Coloque un modelo de bosque aleatorio usando Scikit-Learn

# Load the Breast Cancer (Diagnostic) Dataset

data = load_breast_cancer()

df = pd.DataFrame(data.data, columns=data.feature_names)

df['target'] = data.target

# Arrange Data into Features Matrix and Target Vector

X = df.loc[:, df.columns != 'target']

y = df.loc[:, 'target'].values

# Split the data into training and testing sets

X_train, X_test, Y_train, Y_test = train_test_split(X, y, random_state=0)

# Random Forests in `scikit-learn` (with N = 100)

rf = RandomForestClassifier(n_estimators=100,

                            random_state=0)

rf.fit(X_train, Y_train)

Trazar estimadores individuales (árboles de decisión) de un bosque aleatorio utilizando matplotlib

Ahora puede ver todos los árboles individuales del modelo ajustado.

rf.estimators_

Ahora puedes visualizar árboles individuales. El siguiente código visualiza el primer árbol de decisión.

fn=data.feature_names

cn=data.target_names

fig, axes = plt.subplots(nrows = 1,ncols = 1,figsize = (4,4), dpi=800)
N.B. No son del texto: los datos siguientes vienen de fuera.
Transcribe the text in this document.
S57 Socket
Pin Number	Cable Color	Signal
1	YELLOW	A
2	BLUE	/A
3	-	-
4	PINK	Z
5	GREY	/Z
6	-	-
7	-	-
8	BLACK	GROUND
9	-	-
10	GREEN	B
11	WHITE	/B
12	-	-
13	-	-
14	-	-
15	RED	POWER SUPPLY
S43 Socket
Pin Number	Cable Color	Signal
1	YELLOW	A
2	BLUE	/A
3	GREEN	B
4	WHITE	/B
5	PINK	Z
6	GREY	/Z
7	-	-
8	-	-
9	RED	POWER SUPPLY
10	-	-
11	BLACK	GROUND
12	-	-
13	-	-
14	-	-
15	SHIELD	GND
tree.plot_tree(rf.estimators_[0],

               feature_names = fn, 

               class_names=cn,

               filled = True);

fig.savefig('rf_individualtree.png')

Aunque trazar muchos árboles puede ser difícil de interpretar, es posible que desee explorar la variedad entre los estimadores. El siguiente ejemplo muestra cómo visualizar los primeros cinco árboles de decisión en el bosque:

# This may not the best way to view each estimator as it is small

fig, axes = plt.subplots(nrows=1, ncols=5, figsize=(10, 2), dpi=3000)

for index in range(5):

    tree.plot_tree(rf.estimators_[index],

                   feature_names=fn,

                   class_names=cn,

                   filled=True,

                   ax=axes[index])

    axes[index].set_title(f'Estimator: {index}', fontsize=11)

fig.savefig('rf_5trees.png')

Conclusión

Los bosques aleatorios consisten en múltiples árboles de decisión entrenados en datos de arranque para lograr un mejor rendimiento predictivo de lo que podría obtenerse de cualquiera de los árboles de decisión individuales. Si tiene preguntas o pensamientos sobre el tutorial, siéntase libre de comunicarse con YouTube o incógnita.